I was just thinking of ways how rsync transfer process might get improved or sped up.
Rsync does its job, but it is not optimal with that storagenode software to move a node especially larger ones.

Not necessarily but it does open you up to a lot more ways to make a mistake. I was actually dealing with a similar issue. I had one node running on an old Drobo unit connected to my NAS. But it was USB 2.0, SATA II internally and used NTFS on a linux system. It worked for a long time, but the file walker processes and garbage collection always took ages. More than a day in many cases. And the worst part was that the IO wait was causing the entire system to slow to a crawl.

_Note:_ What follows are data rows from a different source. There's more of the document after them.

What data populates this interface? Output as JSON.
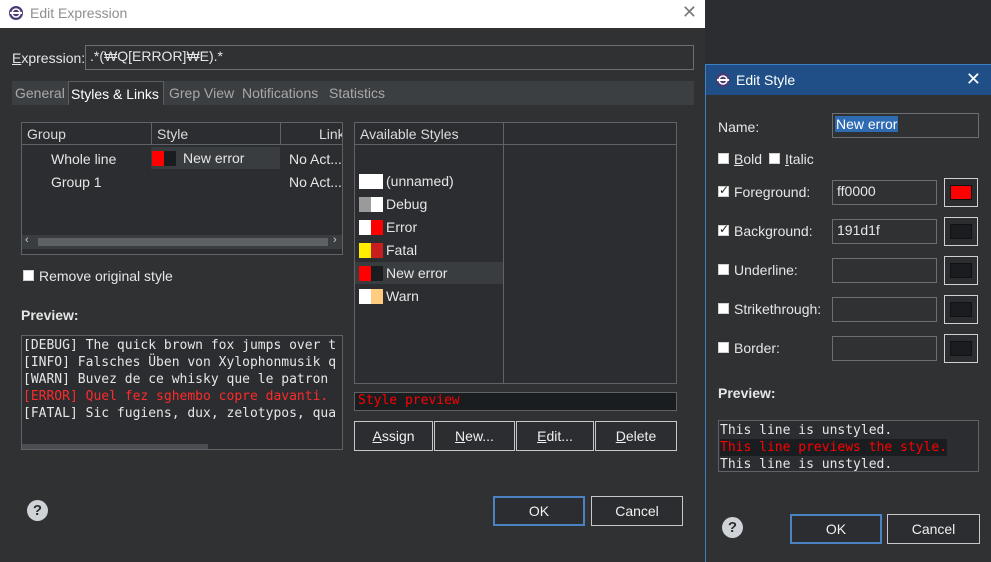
{
  "main_dialog": {
    "title": "Edit Expression",
    "expression_label": "Expression:",
    "expression_value": ".*(₩Q[ERROR]₩E).*",
    "tabs": [
      {
        "label": "General"
      },
      {
        "label": "Styles & Links",
        "active": true
      },
      {
        "label": "Grep View"
      },
      {
        "label": "Notifications"
      },
      {
        "label": "Statistics"
      }
    ],
    "groups_table": {
      "columns": [
        "Group",
        "Style",
        "Link"
      ],
      "rows": [
        {
          "group": "Whole line",
          "style": "New error",
          "link": "No Act..."
        },
        {
          "group": "Group 1",
          "style": "",
          "link": "No Act..."
        }
      ]
    },
    "remove_original_label": "Remove original style",
    "preview_label": "Preview:",
    "preview_lines": [
      {
        "text": "[DEBUG] The quick brown fox jumps over t",
        "color": "#e6e6e6"
      },
      {
        "text": "[INFO] Falsches Üben von Xylophonmusik q",
        "color": "#e6e6e6"
      },
      {
        "text": "[WARN] Buvez de ce whisky que le patron",
        "color": "#e6e6e6"
      },
      {
        "text": "[ERROR] Quel fez sghembo copre davanti.",
        "color": "#ff2a2a"
      },
      {
        "text": "[FATAL] Sic fugiens, dux, zelotypos, qua",
        "color": "#e6e6e6"
      }
    ],
    "available_styles_header": "Available Styles",
    "available_styles": [
      {
        "name": "(unnamed)",
        "fg": "#ffffff",
        "bg": "#ffffff"
      },
      {
        "name": "Debug",
        "fg": "#9a9a9a",
        "bg": "#ffffff"
      },
      {
        "name": "Error",
        "fg": "#ffffff",
        "bg": "#ff0000"
      },
      {
        "name": "Fatal",
        "fg": "#ffee00",
        "bg": "#c81e1e"
      },
      {
        "name": "New error",
        "fg": "#ff0000",
        "bg": "#191d1f",
        "selected": true
      },
      {
        "name": "Warn",
        "fg": "#ffffff",
        "bg": "#ffcc80"
      }
    ],
    "style_preview_text": "Style preview",
    "buttons": {
      "assign": "Assign",
      "new": "New...",
      "edit": "Edit...",
      "delete": "Delete",
      "ok": "OK",
      "cancel": "Cancel"
    }
  },
  "style_dialog": {
    "title": "Edit Style",
    "name_label": "Name:",
    "name_value": "New error",
    "bold_label": "Bold",
    "italic_label": "Italic",
    "rows": [
      {
        "label": "Foreground:",
        "checked": true,
        "value": "ff0000",
        "color": "#ff0000"
      },
      {
        "label": "Background:",
        "checked": true,
        "value": "191d1f",
        "color": "#191d1f"
      },
      {
        "label": "Underline:",
        "checked": false,
        "value": "",
        "color": "#191d1f"
      },
      {
        "label": "Strikethrough:",
        "checked": false,
        "value": "",
        "color": "#191d1f"
      },
      {
        "label": "Border:",
        "checked": false,
        "value": "",
        "color": "#191d1f"
      }
    ],
    "preview_label": "Preview:",
    "preview_lines": [
      {
        "text": "This line is unstyled.",
        "styled": false
      },
      {
        "text": "This line previews the style.",
        "styled": true
      },
      {
        "text": "This line is unstyled.",
        "styled": false
      }
    ],
    "buttons": {
      "ok": "OK",
      "cancel": "Cancel"
    }
  },
  "colors": {
    "accent": "#3b7fc4",
    "error_red": "#ff0000"
  }
}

I finally got fed up with it, but I knew rsync would likely take weeks and I wouldn’t be able to get that speed down below a week most likely with this setup. Since I didn’t want to cause a week of downtime I transferred it in quite an unconventional way. The size had already been lowered to way below the amount of data stored to prevent it from growing and hopefully shrink it slightly, but the shrinking basically stopped. But because it wasn’t receiving any new data I could just cp the blobs folder once and be done with it. It’d miss some deletes, but garbage collection would take care of that. After that was finally done (took more than a week), I stopped the node and copied the rest of the files. DB’s were already on the internal array, so I didn’t need to copy those. Changed the paths for data and identity, started the node back up and all seems to be working fine.

I wouldn’t necessarily recommend this method to anyone as it is quite error prone. But it does seen like it works just fine if you are in a bind with horribly slow storage like I was.